Wednesday, August 24, 2011

Healthy Relationships

Dating relationships are very important to the young people that I work with in Homewood (as they are with most teenagers in any environment). One of my main objectives in living incarnationally in Homewood has been to model a healthy marriage for the young people that we work with, because it's easy to talk about abstinence and making good choices but it's much more difficult to model certain behaviors consistently over a long period of time. Lots of outsiders come to Homewood to talk to kids about all kinds of different perspectives on dating relationships and sexuality. While I want to be careful not to devalue that type of work that does help some kids, a lot of the "talks" the kids get from outside organizations go in one ear and right out the other. The young people in Homewood face overwhelming pressure to become sexually active at a young age. To overcome those tempations, the kids need adults who will invest in them to help them understand healthy relationships.

This past weekend I was taking a long car ride with a few mentees and they started asking me all kinds of questions about my marriage to Julie. They were fascinated by my marriage! They told me all about their perspectives on dating, and they really wanted to know what I thought about certain issues that they were dealing with. God opened the door for me to be able to speak into issues of dating, sexuality, and marriage for these young people. I am able to speak into my mentees' lives because after six years of building meaningful relationships with them, I have earned the right to be heard and I have modeled a marriage for them. For a long time, some of my mentees called Julie my girlfriend because they didn't have a category for wife. Many of them had never had a marriage modeled for them.

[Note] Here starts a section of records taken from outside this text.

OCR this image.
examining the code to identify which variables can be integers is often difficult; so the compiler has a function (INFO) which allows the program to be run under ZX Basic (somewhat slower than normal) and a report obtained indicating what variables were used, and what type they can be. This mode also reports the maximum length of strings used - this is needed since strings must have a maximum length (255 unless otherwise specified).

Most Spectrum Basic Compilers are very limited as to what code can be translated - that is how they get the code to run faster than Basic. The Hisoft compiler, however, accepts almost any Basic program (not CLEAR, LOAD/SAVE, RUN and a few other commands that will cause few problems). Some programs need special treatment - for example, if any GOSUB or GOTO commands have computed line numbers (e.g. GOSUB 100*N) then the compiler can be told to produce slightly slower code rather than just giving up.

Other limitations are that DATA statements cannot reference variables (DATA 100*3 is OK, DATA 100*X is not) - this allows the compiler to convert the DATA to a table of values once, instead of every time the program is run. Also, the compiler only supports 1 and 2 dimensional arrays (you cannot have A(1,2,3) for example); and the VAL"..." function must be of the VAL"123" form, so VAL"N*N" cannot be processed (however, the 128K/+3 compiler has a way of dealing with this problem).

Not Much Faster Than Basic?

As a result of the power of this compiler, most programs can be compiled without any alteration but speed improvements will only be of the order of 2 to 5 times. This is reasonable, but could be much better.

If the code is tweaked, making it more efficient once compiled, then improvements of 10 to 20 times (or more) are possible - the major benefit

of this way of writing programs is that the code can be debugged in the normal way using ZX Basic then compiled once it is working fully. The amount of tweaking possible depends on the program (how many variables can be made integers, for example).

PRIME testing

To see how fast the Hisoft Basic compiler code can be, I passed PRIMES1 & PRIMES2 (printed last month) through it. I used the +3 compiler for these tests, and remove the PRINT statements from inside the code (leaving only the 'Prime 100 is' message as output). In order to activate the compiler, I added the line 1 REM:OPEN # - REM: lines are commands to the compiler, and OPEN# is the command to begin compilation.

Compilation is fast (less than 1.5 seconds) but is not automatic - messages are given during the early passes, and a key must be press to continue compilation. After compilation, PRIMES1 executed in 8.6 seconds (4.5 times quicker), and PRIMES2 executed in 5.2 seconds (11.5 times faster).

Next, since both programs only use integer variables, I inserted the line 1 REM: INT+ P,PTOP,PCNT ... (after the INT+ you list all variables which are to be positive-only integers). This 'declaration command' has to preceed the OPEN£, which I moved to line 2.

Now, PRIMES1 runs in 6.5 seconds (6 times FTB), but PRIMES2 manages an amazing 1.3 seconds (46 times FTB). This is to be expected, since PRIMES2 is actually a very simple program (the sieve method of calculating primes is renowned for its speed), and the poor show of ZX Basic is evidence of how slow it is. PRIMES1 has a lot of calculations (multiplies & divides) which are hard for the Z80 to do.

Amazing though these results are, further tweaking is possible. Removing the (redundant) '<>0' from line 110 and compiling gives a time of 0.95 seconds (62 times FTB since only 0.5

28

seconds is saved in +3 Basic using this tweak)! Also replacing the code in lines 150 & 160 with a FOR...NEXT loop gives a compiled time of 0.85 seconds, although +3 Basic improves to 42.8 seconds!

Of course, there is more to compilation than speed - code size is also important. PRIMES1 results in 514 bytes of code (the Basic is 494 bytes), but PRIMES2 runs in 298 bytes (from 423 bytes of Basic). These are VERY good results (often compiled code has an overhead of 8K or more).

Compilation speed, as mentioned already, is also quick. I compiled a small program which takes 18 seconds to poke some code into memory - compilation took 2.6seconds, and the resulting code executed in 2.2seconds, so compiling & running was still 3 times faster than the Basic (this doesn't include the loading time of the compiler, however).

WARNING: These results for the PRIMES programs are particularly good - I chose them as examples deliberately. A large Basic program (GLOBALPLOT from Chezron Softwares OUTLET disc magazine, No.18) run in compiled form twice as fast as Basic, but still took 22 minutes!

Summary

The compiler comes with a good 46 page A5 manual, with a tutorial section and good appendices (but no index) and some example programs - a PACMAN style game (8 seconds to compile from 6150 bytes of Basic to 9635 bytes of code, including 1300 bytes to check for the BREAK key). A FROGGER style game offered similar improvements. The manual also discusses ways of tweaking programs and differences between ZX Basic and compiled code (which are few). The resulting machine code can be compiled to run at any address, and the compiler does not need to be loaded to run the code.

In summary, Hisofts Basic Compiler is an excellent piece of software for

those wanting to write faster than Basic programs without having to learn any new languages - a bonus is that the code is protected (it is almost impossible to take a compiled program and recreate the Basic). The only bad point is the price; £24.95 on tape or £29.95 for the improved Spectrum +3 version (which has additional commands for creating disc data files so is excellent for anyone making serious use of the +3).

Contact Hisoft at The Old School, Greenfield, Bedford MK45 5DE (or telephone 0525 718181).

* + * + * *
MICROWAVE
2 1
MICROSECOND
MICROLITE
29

By being present in this community for a long time, my hope is that just as there are lots of men willing to speak to the young people in Homewood about unhealthy relationships and doing what feels good, that my presence in Homewood would allow me to be available to young people to talk to them about God's plan for healthy relationships and families. I am thankful for the platform that God has given me, as a pastor, to be able to speak into that area of my mentees' lives so that they at least know about the difference between right and wrong and unhealthy and healthy relationships. I don't take the kind of influence that my presence in the community allows me for granted.